Roger here. This posting should have come first, but a lot was happening the last few days before we left.
ILENE, the boat, is a Saga 43. She was built by Saga Yachts in St. Catherine's Canada in 1999.
She is hull number 23 of only 53 built before bankruptcy, but a new company has acquired the molds and is waiting for the economy to turn around and hoping to build more of them. Details and photos are available on the company's website, http://sagayachts.com/intro_43.html . Saga also built smaller numbers of 35, 40 and 49 foot long models. The boats' owners have an active internet forum so when I have a problem I can ask and get several prompt, thoughtful replies.
She is 43 feet long with a plumb vertical bow rather than the graceful overhanging bow of most boats. This vertical feature maximizes her length at the waterline, which permits a greater theoretical maximum speed. Like clipper ships of old, also built for speed: she is narrow and tall, with only 12 feet of beam (width) and a mast topping out at 63.5 feet above the water line (just short enough to pass under the fixed bridges of the Intercoastal Waterway which are 65 feet above the waterline at high tide). Her lines include a concave curve forward gradually converting to a convex curve about a quarter of the way back. She was designed by Robert Perry, a well regarded designer of many boats. Her keel is lead, dips 5' 8 " down into the water and comprises about a third of her 20,000 pound weight. But she currently weighs several tons more because of all of the water, diesel fuel, people, tools, personal effects, food, repair parts, etc. loaded aboard.

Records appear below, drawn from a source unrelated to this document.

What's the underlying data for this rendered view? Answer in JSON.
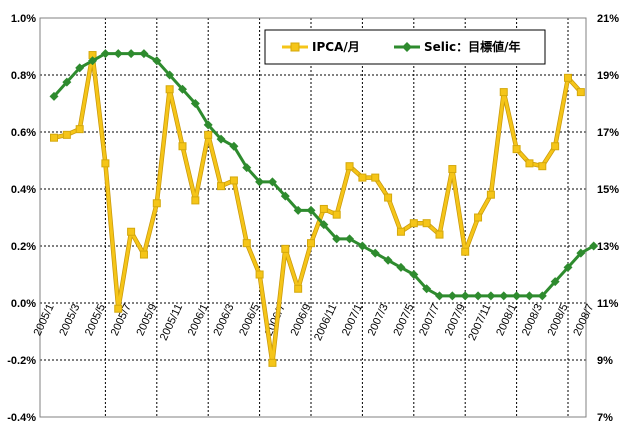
{
  "chart_data": {
    "type": "line",
    "categories": [
      "2005/1",
      "2005/2",
      "2005/3",
      "2005/4",
      "2005/5",
      "2005/6",
      "2005/7",
      "2005/8",
      "2005/9",
      "2005/10",
      "2005/11",
      "2005/12",
      "2006/1",
      "2006/2",
      "2006/3",
      "2006/4",
      "2006/5",
      "2006/6",
      "2006/7",
      "2006/8",
      "2006/9",
      "2006/10",
      "2006/11",
      "2006/12",
      "2007/1",
      "2007/2",
      "2007/3",
      "2007/4",
      "2007/5",
      "2007/6",
      "2007/7",
      "2007/8",
      "2007/9",
      "2007/10",
      "2007/11",
      "2007/12",
      "2008/1",
      "2008/2",
      "2008/3",
      "2008/4",
      "2008/5",
      "2008/6",
      "2008/7"
    ],
    "x_tick_labels": [
      "2005/1",
      "2005/3",
      "2005/5",
      "2005/7",
      "2005/9",
      "2005/11",
      "2006/1",
      "2006/3",
      "2006/5",
      "2006/7",
      "2006/9",
      "2006/11",
      "2007/1",
      "2007/3",
      "2007/5",
      "2007/7",
      "2007/9",
      "2007/11",
      "2008/1",
      "2008/3",
      "2008/5",
      "2008/7"
    ],
    "y_left": {
      "ticks": [
        "-0.4%",
        "-0.2%",
        "0.0%",
        "0.2%",
        "0.4%",
        "0.6%",
        "0.8%",
        "1.0%"
      ],
      "range": [
        -0.4,
        1.0
      ]
    },
    "y_right": {
      "ticks": [
        "7%",
        "9%",
        "11%",
        "13%",
        "15%",
        "17%",
        "19%",
        "21%"
      ],
      "range": [
        7,
        21
      ]
    },
    "grid": true,
    "legend_position": "top-right",
    "series": [
      {
        "name": "IPCA/月",
        "axis": "left",
        "color": "#f5c518",
        "marker": "square",
        "values": [
          0.58,
          0.59,
          0.61,
          0.87,
          0.49,
          -0.02,
          0.25,
          0.17,
          0.35,
          0.75,
          0.55,
          0.36,
          0.59,
          0.41,
          0.43,
          0.21,
          0.1,
          -0.21,
          0.19,
          0.05,
          0.21,
          0.33,
          0.31,
          0.48,
          0.44,
          0.44,
          0.37,
          0.25,
          0.28,
          0.28,
          0.24,
          0.47,
          0.18,
          0.3,
          0.38,
          0.74,
          0.54,
          0.49,
          0.48,
          0.55,
          0.79,
          0.74,
          null
        ]
      },
      {
        "name": "Selic：目標値/年",
        "axis": "right",
        "color": "#2e8b2e",
        "marker": "diamond",
        "values": [
          18.25,
          18.75,
          19.25,
          19.5,
          19.75,
          19.75,
          19.75,
          19.75,
          19.5,
          19.0,
          18.5,
          18.0,
          17.25,
          16.75,
          16.5,
          15.75,
          15.25,
          15.25,
          14.75,
          14.25,
          14.25,
          13.75,
          13.25,
          13.25,
          13.0,
          12.75,
          12.5,
          12.25,
          12.0,
          11.5,
          11.25,
          11.25,
          11.25,
          11.25,
          11.25,
          11.25,
          11.25,
          11.25,
          11.25,
          11.75,
          12.25,
          12.75,
          13.0
        ]
      }
    ]
  }
}
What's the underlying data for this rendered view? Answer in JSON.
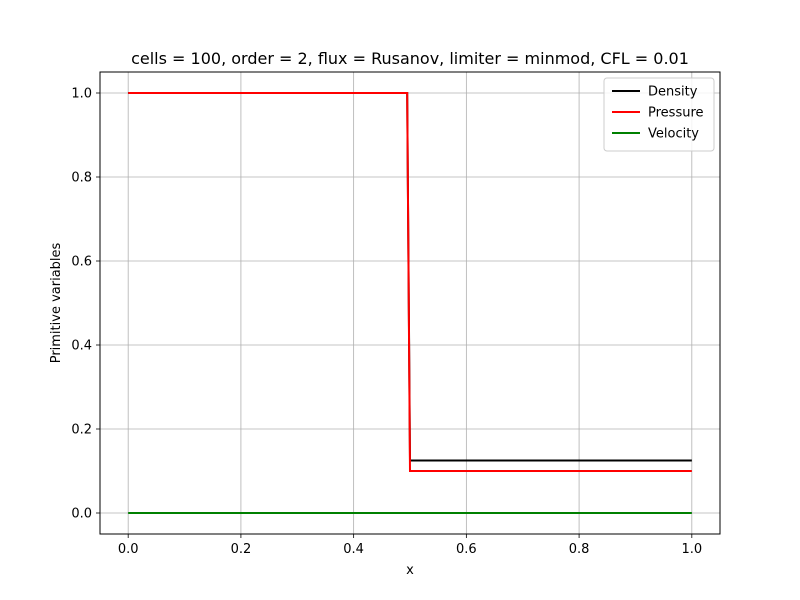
{
  "chart_data": {
    "type": "line",
    "title": "cells = 100, order = 2, flux = Rusanov, limiter = minmod, CFL = 0.01",
    "xlabel": "x",
    "ylabel": "Primitive variables",
    "xlim": [
      -0.05,
      1.05
    ],
    "ylim": [
      -0.05,
      1.05
    ],
    "xticks": [
      0.0,
      0.2,
      0.4,
      0.6,
      0.8,
      1.0
    ],
    "xtick_labels": [
      "0.0",
      "0.2",
      "0.4",
      "0.6",
      "0.8",
      "1.0"
    ],
    "yticks": [
      0.0,
      0.2,
      0.4,
      0.6,
      0.8,
      1.0
    ],
    "ytick_labels": [
      "0.0",
      "0.2",
      "0.4",
      "0.6",
      "0.8",
      "1.0"
    ],
    "grid": true,
    "legend_position": "top-right",
    "series": [
      {
        "name": "Density",
        "color": "#000000",
        "x": [
          0.0,
          0.495,
          0.5,
          1.0
        ],
        "y": [
          1.0,
          1.0,
          0.125,
          0.125
        ]
      },
      {
        "name": "Pressure",
        "color": "#ff0000",
        "x": [
          0.0,
          0.495,
          0.5,
          1.0
        ],
        "y": [
          1.0,
          1.0,
          0.1,
          0.1
        ]
      },
      {
        "name": "Velocity",
        "color": "#008000",
        "x": [
          0.0,
          1.0
        ],
        "y": [
          0.0,
          0.0
        ]
      }
    ]
  }
}
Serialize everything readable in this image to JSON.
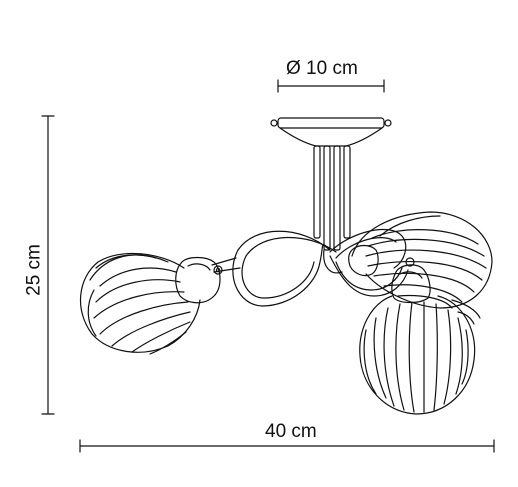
{
  "dimensions": {
    "diameter": "Ø 10 cm",
    "width": "40 cm",
    "height": "25 cm"
  },
  "colors": {
    "line": "#111111",
    "background": "#ffffff"
  }
}
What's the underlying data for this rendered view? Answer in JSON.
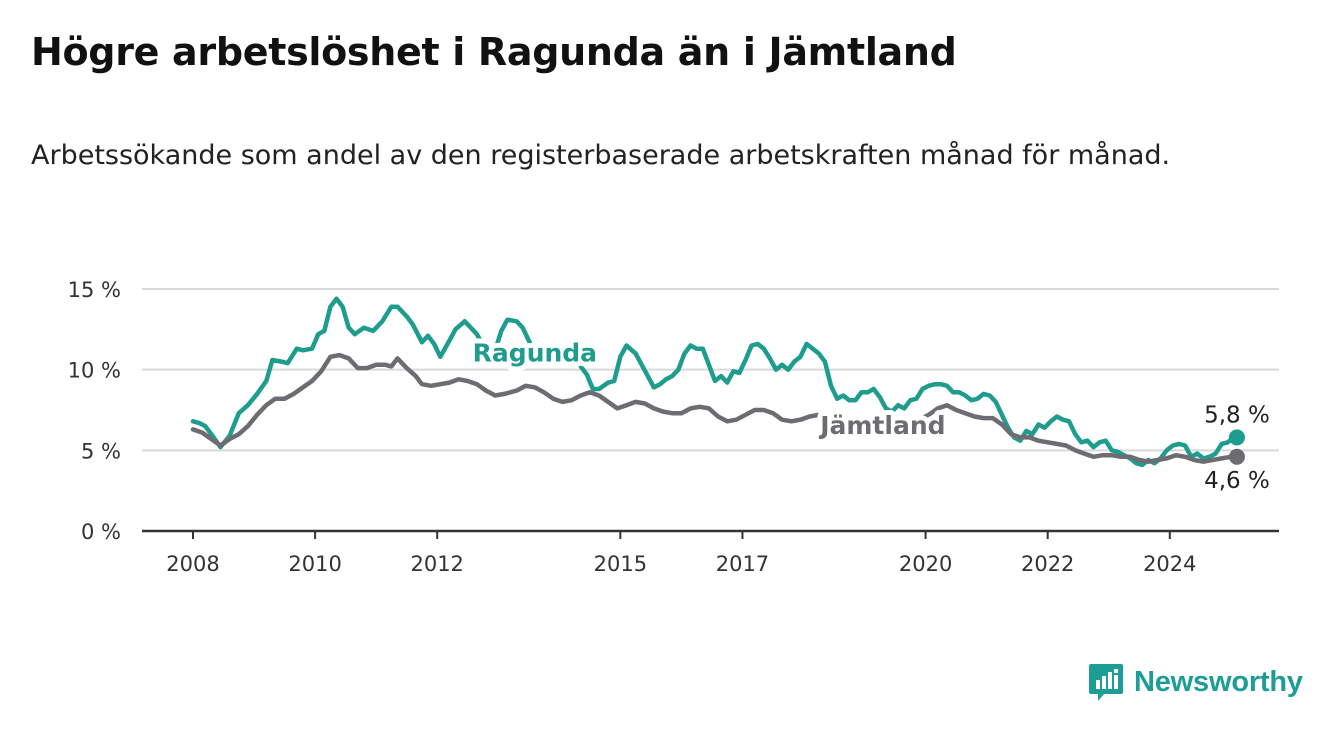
{
  "title": "Högre arbetslöshet i Ragunda än i Jämtland",
  "subtitle": "Arbetssökande som andel av den registerbaserade arbetskraften månad för månad.",
  "brand": {
    "name": "Newsworthy",
    "icon": "newsworthy-logo-icon",
    "color": "#1e9d97"
  },
  "chart_data": {
    "type": "line",
    "ylim": [
      0,
      15
    ],
    "xlim": [
      2008,
      2025.9
    ],
    "y_ticks": [
      {
        "value": 0,
        "label": "0 %"
      },
      {
        "value": 5,
        "label": "5 %"
      },
      {
        "value": 10,
        "label": "10 %"
      },
      {
        "value": 15,
        "label": "15 %"
      }
    ],
    "x_ticks": [
      {
        "value": 2008,
        "label": "2008"
      },
      {
        "value": 2010,
        "label": "2010"
      },
      {
        "value": 2012,
        "label": "2012"
      },
      {
        "value": 2015,
        "label": "2015"
      },
      {
        "value": 2017,
        "label": "2017"
      },
      {
        "value": 2020,
        "label": "2020"
      },
      {
        "value": 2022,
        "label": "2022"
      },
      {
        "value": 2024,
        "label": "2024"
      }
    ],
    "grid": true,
    "series": [
      {
        "name": "Ragunda",
        "color": "#1e9d8e",
        "end_label": "5,8 %",
        "points": [
          [
            2008.0,
            6.8
          ],
          [
            2008.1,
            6.7
          ],
          [
            2008.2,
            6.5
          ],
          [
            2008.3,
            6.0
          ],
          [
            2008.45,
            5.2
          ],
          [
            2008.6,
            5.9
          ],
          [
            2008.75,
            7.3
          ],
          [
            2008.9,
            7.8
          ],
          [
            2009.05,
            8.5
          ],
          [
            2009.2,
            9.3
          ],
          [
            2009.3,
            10.6
          ],
          [
            2009.45,
            10.5
          ],
          [
            2009.55,
            10.4
          ],
          [
            2009.7,
            11.3
          ],
          [
            2009.8,
            11.2
          ],
          [
            2009.95,
            11.3
          ],
          [
            2010.05,
            12.2
          ],
          [
            2010.15,
            12.4
          ],
          [
            2010.25,
            13.9
          ],
          [
            2010.35,
            14.4
          ],
          [
            2010.45,
            13.9
          ],
          [
            2010.55,
            12.6
          ],
          [
            2010.65,
            12.2
          ],
          [
            2010.8,
            12.6
          ],
          [
            2010.95,
            12.4
          ],
          [
            2011.1,
            13.0
          ],
          [
            2011.25,
            13.9
          ],
          [
            2011.35,
            13.9
          ],
          [
            2011.5,
            13.3
          ],
          [
            2011.6,
            12.8
          ],
          [
            2011.75,
            11.7
          ],
          [
            2011.85,
            12.1
          ],
          [
            2011.95,
            11.6
          ],
          [
            2012.05,
            10.8
          ],
          [
            2012.2,
            11.8
          ],
          [
            2012.3,
            12.5
          ],
          [
            2012.45,
            13.0
          ],
          [
            2012.55,
            12.6
          ],
          [
            2012.65,
            12.2
          ],
          [
            2012.75,
            11.5
          ],
          [
            2012.85,
            11.6
          ],
          [
            2012.95,
            11.2
          ],
          [
            2013.05,
            12.4
          ],
          [
            2013.15,
            13.1
          ],
          [
            2013.3,
            13.0
          ],
          [
            2013.4,
            12.6
          ],
          [
            2013.5,
            11.8
          ],
          [
            2013.6,
            11.0
          ],
          [
            2013.7,
            10.9
          ],
          [
            2013.8,
            11.3
          ],
          [
            2013.9,
            11.4
          ],
          [
            2014.0,
            11.2
          ],
          [
            2014.1,
            11.3
          ],
          [
            2014.25,
            11.1
          ],
          [
            2014.35,
            10.2
          ],
          [
            2014.45,
            9.7
          ],
          [
            2014.55,
            8.8
          ],
          [
            2014.65,
            8.8
          ],
          [
            2014.8,
            9.2
          ],
          [
            2014.9,
            9.3
          ],
          [
            2015.0,
            10.8
          ],
          [
            2015.1,
            11.5
          ],
          [
            2015.25,
            11.0
          ],
          [
            2015.35,
            10.3
          ],
          [
            2015.45,
            9.6
          ],
          [
            2015.55,
            8.9
          ],
          [
            2015.65,
            9.1
          ],
          [
            2015.75,
            9.4
          ],
          [
            2015.85,
            9.6
          ],
          [
            2015.95,
            10.0
          ],
          [
            2016.05,
            11.0
          ],
          [
            2016.15,
            11.5
          ],
          [
            2016.25,
            11.3
          ],
          [
            2016.35,
            11.3
          ],
          [
            2016.45,
            10.3
          ],
          [
            2016.55,
            9.3
          ],
          [
            2016.65,
            9.6
          ],
          [
            2016.75,
            9.2
          ],
          [
            2016.85,
            9.9
          ],
          [
            2016.95,
            9.8
          ],
          [
            2017.05,
            10.6
          ],
          [
            2017.15,
            11.5
          ],
          [
            2017.25,
            11.6
          ],
          [
            2017.35,
            11.3
          ],
          [
            2017.45,
            10.7
          ],
          [
            2017.55,
            10.0
          ],
          [
            2017.65,
            10.3
          ],
          [
            2017.75,
            10.0
          ],
          [
            2017.85,
            10.5
          ],
          [
            2017.95,
            10.8
          ],
          [
            2018.05,
            11.6
          ],
          [
            2018.15,
            11.3
          ],
          [
            2018.25,
            11.0
          ],
          [
            2018.35,
            10.5
          ],
          [
            2018.45,
            9.0
          ],
          [
            2018.55,
            8.2
          ],
          [
            2018.65,
            8.4
          ],
          [
            2018.75,
            8.1
          ],
          [
            2018.85,
            8.1
          ],
          [
            2018.95,
            8.6
          ],
          [
            2019.05,
            8.6
          ],
          [
            2019.15,
            8.8
          ],
          [
            2019.25,
            8.3
          ],
          [
            2019.35,
            7.6
          ],
          [
            2019.45,
            7.4
          ],
          [
            2019.55,
            7.8
          ],
          [
            2019.65,
            7.6
          ],
          [
            2019.75,
            8.1
          ],
          [
            2019.85,
            8.2
          ],
          [
            2019.95,
            8.8
          ],
          [
            2020.05,
            9.0
          ],
          [
            2020.15,
            9.1
          ],
          [
            2020.25,
            9.1
          ],
          [
            2020.35,
            9.0
          ],
          [
            2020.45,
            8.6
          ],
          [
            2020.55,
            8.6
          ],
          [
            2020.65,
            8.4
          ],
          [
            2020.75,
            8.1
          ],
          [
            2020.85,
            8.2
          ],
          [
            2020.95,
            8.5
          ],
          [
            2021.05,
            8.4
          ],
          [
            2021.15,
            8.0
          ],
          [
            2021.25,
            7.2
          ],
          [
            2021.35,
            6.4
          ],
          [
            2021.45,
            5.8
          ],
          [
            2021.55,
            5.6
          ],
          [
            2021.65,
            6.2
          ],
          [
            2021.75,
            6.0
          ],
          [
            2021.85,
            6.6
          ],
          [
            2021.95,
            6.4
          ],
          [
            2022.05,
            6.8
          ],
          [
            2022.15,
            7.1
          ],
          [
            2022.25,
            6.9
          ],
          [
            2022.35,
            6.8
          ],
          [
            2022.45,
            6.0
          ],
          [
            2022.55,
            5.5
          ],
          [
            2022.65,
            5.6
          ],
          [
            2022.75,
            5.2
          ],
          [
            2022.85,
            5.5
          ],
          [
            2022.95,
            5.6
          ],
          [
            2023.05,
            5.0
          ],
          [
            2023.15,
            4.9
          ],
          [
            2023.25,
            4.7
          ],
          [
            2023.35,
            4.5
          ],
          [
            2023.45,
            4.2
          ],
          [
            2023.55,
            4.1
          ],
          [
            2023.65,
            4.4
          ],
          [
            2023.75,
            4.2
          ],
          [
            2023.85,
            4.5
          ],
          [
            2023.95,
            5.0
          ],
          [
            2024.05,
            5.3
          ],
          [
            2024.15,
            5.4
          ],
          [
            2024.25,
            5.3
          ],
          [
            2024.35,
            4.6
          ],
          [
            2024.45,
            4.8
          ],
          [
            2024.55,
            4.5
          ],
          [
            2024.65,
            4.6
          ],
          [
            2024.75,
            4.8
          ],
          [
            2024.85,
            5.4
          ],
          [
            2024.95,
            5.5
          ],
          [
            2025.05,
            5.8
          ],
          [
            2025.1,
            5.8
          ]
        ]
      },
      {
        "name": "Jämtland",
        "color": "#6e6c70",
        "end_label": "4,6 %",
        "points": [
          [
            2008.0,
            6.3
          ],
          [
            2008.15,
            6.1
          ],
          [
            2008.3,
            5.7
          ],
          [
            2008.45,
            5.3
          ],
          [
            2008.6,
            5.7
          ],
          [
            2008.75,
            6.0
          ],
          [
            2008.9,
            6.5
          ],
          [
            2009.05,
            7.2
          ],
          [
            2009.2,
            7.8
          ],
          [
            2009.35,
            8.2
          ],
          [
            2009.5,
            8.2
          ],
          [
            2009.65,
            8.5
          ],
          [
            2009.8,
            8.9
          ],
          [
            2009.95,
            9.3
          ],
          [
            2010.1,
            9.9
          ],
          [
            2010.25,
            10.8
          ],
          [
            2010.4,
            10.9
          ],
          [
            2010.55,
            10.7
          ],
          [
            2010.7,
            10.1
          ],
          [
            2010.85,
            10.1
          ],
          [
            2011.0,
            10.3
          ],
          [
            2011.15,
            10.3
          ],
          [
            2011.25,
            10.2
          ],
          [
            2011.35,
            10.7
          ],
          [
            2011.5,
            10.1
          ],
          [
            2011.65,
            9.6
          ],
          [
            2011.75,
            9.1
          ],
          [
            2011.9,
            9.0
          ],
          [
            2012.05,
            9.1
          ],
          [
            2012.2,
            9.2
          ],
          [
            2012.35,
            9.4
          ],
          [
            2012.5,
            9.3
          ],
          [
            2012.65,
            9.1
          ],
          [
            2012.8,
            8.7
          ],
          [
            2012.95,
            8.4
          ],
          [
            2013.1,
            8.5
          ],
          [
            2013.3,
            8.7
          ],
          [
            2013.45,
            9.0
          ],
          [
            2013.6,
            8.9
          ],
          [
            2013.75,
            8.6
          ],
          [
            2013.9,
            8.2
          ],
          [
            2014.05,
            8.0
          ],
          [
            2014.2,
            8.1
          ],
          [
            2014.35,
            8.4
          ],
          [
            2014.5,
            8.6
          ],
          [
            2014.65,
            8.4
          ],
          [
            2014.8,
            8.0
          ],
          [
            2014.95,
            7.6
          ],
          [
            2015.1,
            7.8
          ],
          [
            2015.25,
            8.0
          ],
          [
            2015.4,
            7.9
          ],
          [
            2015.55,
            7.6
          ],
          [
            2015.7,
            7.4
          ],
          [
            2015.85,
            7.3
          ],
          [
            2016.0,
            7.3
          ],
          [
            2016.15,
            7.6
          ],
          [
            2016.3,
            7.7
          ],
          [
            2016.45,
            7.6
          ],
          [
            2016.6,
            7.1
          ],
          [
            2016.75,
            6.8
          ],
          [
            2016.9,
            6.9
          ],
          [
            2017.05,
            7.2
          ],
          [
            2017.2,
            7.5
          ],
          [
            2017.35,
            7.5
          ],
          [
            2017.5,
            7.3
          ],
          [
            2017.65,
            6.9
          ],
          [
            2017.8,
            6.8
          ],
          [
            2017.95,
            6.9
          ],
          [
            2018.1,
            7.1
          ],
          [
            2018.25,
            7.2
          ],
          [
            2018.4,
            6.9
          ],
          [
            2018.55,
            6.5
          ],
          [
            2018.7,
            6.3
          ],
          [
            2018.85,
            6.4
          ],
          [
            2019.0,
            6.6
          ],
          [
            2019.15,
            6.7
          ],
          [
            2019.3,
            6.6
          ],
          [
            2019.45,
            6.3
          ],
          [
            2019.6,
            6.3
          ],
          [
            2019.75,
            6.5
          ],
          [
            2019.9,
            6.9
          ],
          [
            2020.05,
            7.2
          ],
          [
            2020.2,
            7.6
          ],
          [
            2020.35,
            7.8
          ],
          [
            2020.5,
            7.5
          ],
          [
            2020.65,
            7.3
          ],
          [
            2020.8,
            7.1
          ],
          [
            2020.95,
            7.0
          ],
          [
            2021.1,
            7.0
          ],
          [
            2021.25,
            6.6
          ],
          [
            2021.4,
            6.0
          ],
          [
            2021.55,
            5.8
          ],
          [
            2021.7,
            5.8
          ],
          [
            2021.85,
            5.6
          ],
          [
            2022.0,
            5.5
          ],
          [
            2022.15,
            5.4
          ],
          [
            2022.3,
            5.3
          ],
          [
            2022.45,
            5.0
          ],
          [
            2022.6,
            4.8
          ],
          [
            2022.75,
            4.6
          ],
          [
            2022.9,
            4.7
          ],
          [
            2023.05,
            4.7
          ],
          [
            2023.2,
            4.6
          ],
          [
            2023.35,
            4.6
          ],
          [
            2023.5,
            4.4
          ],
          [
            2023.65,
            4.3
          ],
          [
            2023.8,
            4.4
          ],
          [
            2023.95,
            4.5
          ],
          [
            2024.1,
            4.7
          ],
          [
            2024.25,
            4.6
          ],
          [
            2024.4,
            4.4
          ],
          [
            2024.55,
            4.3
          ],
          [
            2024.7,
            4.4
          ],
          [
            2024.85,
            4.5
          ],
          [
            2025.0,
            4.6
          ],
          [
            2025.1,
            4.6
          ]
        ]
      }
    ],
    "series_labels": [
      {
        "series": "Ragunda",
        "text": "Ragunda",
        "at": [
          2013.6,
          10.5
        ]
      },
      {
        "series": "Jämtland",
        "text": "Jämtland",
        "at": [
          2019.3,
          6.0
        ]
      }
    ]
  }
}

She is an "old man's boat", having zero exterior teak with its high maintenance, an electric windlass to raise her anchor and its 300 feet of chain and an electric winch to haul up her mainsail.
She has a solent rig, presumably named after the body of water by the Isle of Wight, off the south coast of England where the first Americas Cup race was won by the America. She has two head (front) sails, jibs, each mounted on a roller furler, one almost directly behind the other, that run from the front of the deck to the top of the mast. The forward one is a big genoa which is used in lighter winds. The smaller jib behind the genoa is to be used in heavier wind. It's bottom rear corner (clew) is attached by its single sheet (control line) to a block on a track that runs athwartships from port to starboard, so that tacking (changing course to put the wind from one side of the bow to the other) is easy: the sheet slides from one side to the other -- it is called "self tacking". Tacking while using the big frontal Genoa sail, however, requires planning and effort: the sail has to be furled, and then unfurled on the other side after the boat's direction has been changed.
We acquired ILENE in Annapolis in November 2005, from her original owner who had maintained her well and sailed her little. We have used her quite a bit during the last five summers including two months in the Chesapeake in 2006, living aboard her for almost five months in 2007 while our apartment was renovated and 79 days in Maine in 2008, in addition to day sailing, weekend sails, and shorter cruises of two to five weeks. But this is the big one!